As you decided to seek outside investment, your contract requires you to give investors their proper return in due time. However, showing them that their money is being put to good use will help forge a bond of trust.
Now we have listed all the problems and suggestions to succeed in starting a new e-commerce startup. Let us discuss all the possible ways to fund an e-commerce startup with its pros and cons.
Different Ways to Raise Funds
The first and simplest approach: pure organic business growth. Bootstrapping means growing the business without any external funding, investing in your growth from your profits and your own money. This is how many businesses start off and some startup founders pride themselves on never taking a penny of outside investment. It’s rarely 100% true though as bootstrapping also means taking help or money from their friends and relatives.
It is rare for any startup to bootstrap their business to infinity, since there is a limit upto which you can arrange money, obviously unless you are an Ambani or Adani, but for a lot of businesses, bootstrapping in long-term is slow and painful. However, if you are able to achieve some beginning milestones from your money then it is much easier to raise funds later by other means as investors, who feel safer always prefer to invest in projects which have conducted pilots on their own and have concrete results to show to the investors to raise funds for scalability.
A famous example of a pure bootstrap e-commerce brand is Mailchimp which is used widely even in India for email marketing, email newsletters, etc. Mailchimp provides bulk email service and was started by Co-founders Ben Chestnut and Dan Kurzius in 2000 after being laid off from web design jobs. With over $700 million annual revenue, Mailchimp is still 100% founder-owned.
Pros & Cons of Bootstrapping:
|Complete control||High risk|
|No one to answer to||Might wipe out savings|
|More focus on product||Adversely affects pace and growth|
|No Cost on Capital||Inhibits product development|
|Higher chance of profitability||Compromise & sacrifices|
- Bank loans and business lenders (Debt)
Debt or loan is probably the 2nd most favored option for most startup entrepreneurs. It means you borrow money, usually from a bank, to finance your business and repay the money with interest within a stipulated period. There are a lot of operators, offering loans across a varied range of sizes, specialties, and risk profiles. Bank loans work on the principle of high risk, high-interest rate scheme which means if your business has a higher risk then the lender will give you money at a higher interest rate.
Debt is an attractive option for entrepreneurs because it would give them complete control over their business.
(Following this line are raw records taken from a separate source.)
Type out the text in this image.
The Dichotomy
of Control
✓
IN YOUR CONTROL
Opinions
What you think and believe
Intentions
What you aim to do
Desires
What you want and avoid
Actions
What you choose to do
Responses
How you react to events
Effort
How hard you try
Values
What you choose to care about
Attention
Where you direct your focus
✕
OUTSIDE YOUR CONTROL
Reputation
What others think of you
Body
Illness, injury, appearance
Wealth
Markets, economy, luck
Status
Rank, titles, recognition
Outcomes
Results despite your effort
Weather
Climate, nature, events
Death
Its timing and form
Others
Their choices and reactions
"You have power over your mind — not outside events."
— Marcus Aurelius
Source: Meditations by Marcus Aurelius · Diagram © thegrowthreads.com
Loans can help you finance short terms needs like payroll, working capital, and other miscellaneous expenses without giving control of your company to others. Having said that, getting a loan from the bank is a tough task due to their requirement of various documents, collaterals, strict lending protocols, etc.
Thankfully there are various options other than banks, the credit market is huge and you can get specialized loans for particular investments in your business that might reduce costs compared to a general loan.
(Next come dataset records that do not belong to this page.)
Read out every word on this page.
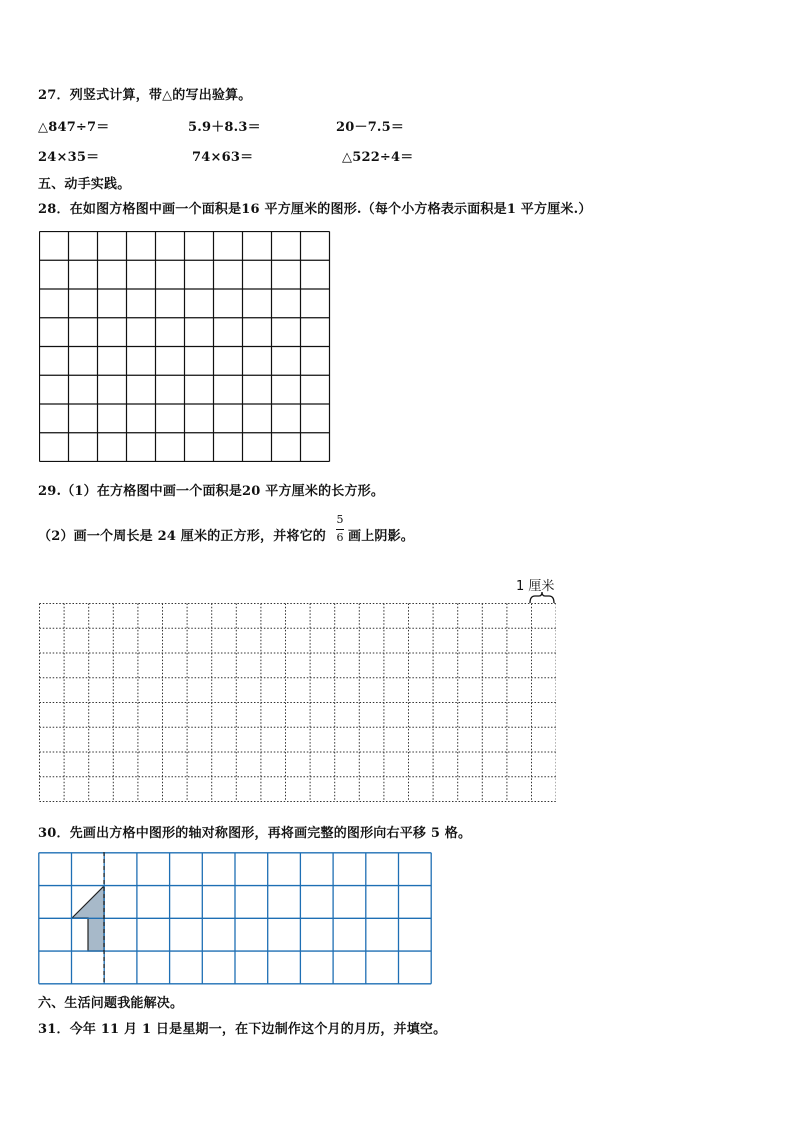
27．列竖式计算，带△的写出验算。
△847÷7＝	5.9＋8.3＝	20－7.5＝
24×35＝	74×63＝	△522÷4＝
五、动手实践。
28．在如图方格图中画一个面积是16 平方厘米的图形.（每个小方格表示面积是1 平方厘米.）
29.（1）在方格图中画一个面积是20 平方厘米的长方形。
（2）画一个周长是 24 厘米的正方形，并将它的
5
6 画上阴影。
1 厘米
30．先画出方格中图形的轴对称图形，再将画完整的图形向右平移 5 格。
六、生活问题我能解决。
31．今年 11 月 1 日是星期一，在下边制作这个月的月历，并填空。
Overall, business loans are a sort of middle-ground for e-commerce funding. If you can bear the interest and are good at applications, it can be a good option. However, it’s also a fairly conservative way to fund and you might find it slow and bureaucratic if you’re running a startup.
If things go bad, the interest payments can rack up leaving you paying more than you expected. Also, depending on the terms and conditions of the loan agreement, it may personally affect in adverse way!
Various Kinds of loans are available, some of them are listed below:
- Term loans: A specific loan for a specific period, usually paid back via EMIs
- Asset-based loans: Credit against personal or business assets (eg: gold, land etc.)
- Invoice discounting: Loans against unpaid invoices, promissory notes etc.
- Purchase order financing: Loans to fulfill large purchase orders
- Working capital loan: Credit to finance short term expense and cash shortage
Pros& Cons of Loans:
|Lower rates of interest||Lengthy process|
|Tax benefits||Low chance of qualifying|
|Multiple options||Risk of losing the collateral|
|Retain control over business||Track record is a must|
- Credit Cards
This is another kind of debt financing option. If you haven’t started your e-commerce business yet and you are just planning to launch then banks might not give you loan as it will require some track record of sales to gauge if you will be able to repay your loans or not, in such cases credit cards are useful.
As soon as you register your business as a Pvt. Ltd. Company or an LLP, many banks will approach you to open your company’s current bank account, they also offer credit cards for directors. You can apply for a business credit card, but initially, you can easily use your personal credit card as well. Apart from easy eligibility, access to capital, credit cards also have an added advantage of cash backs &reward points. And if you can use it properly, it can be a great tool for building up your credit history.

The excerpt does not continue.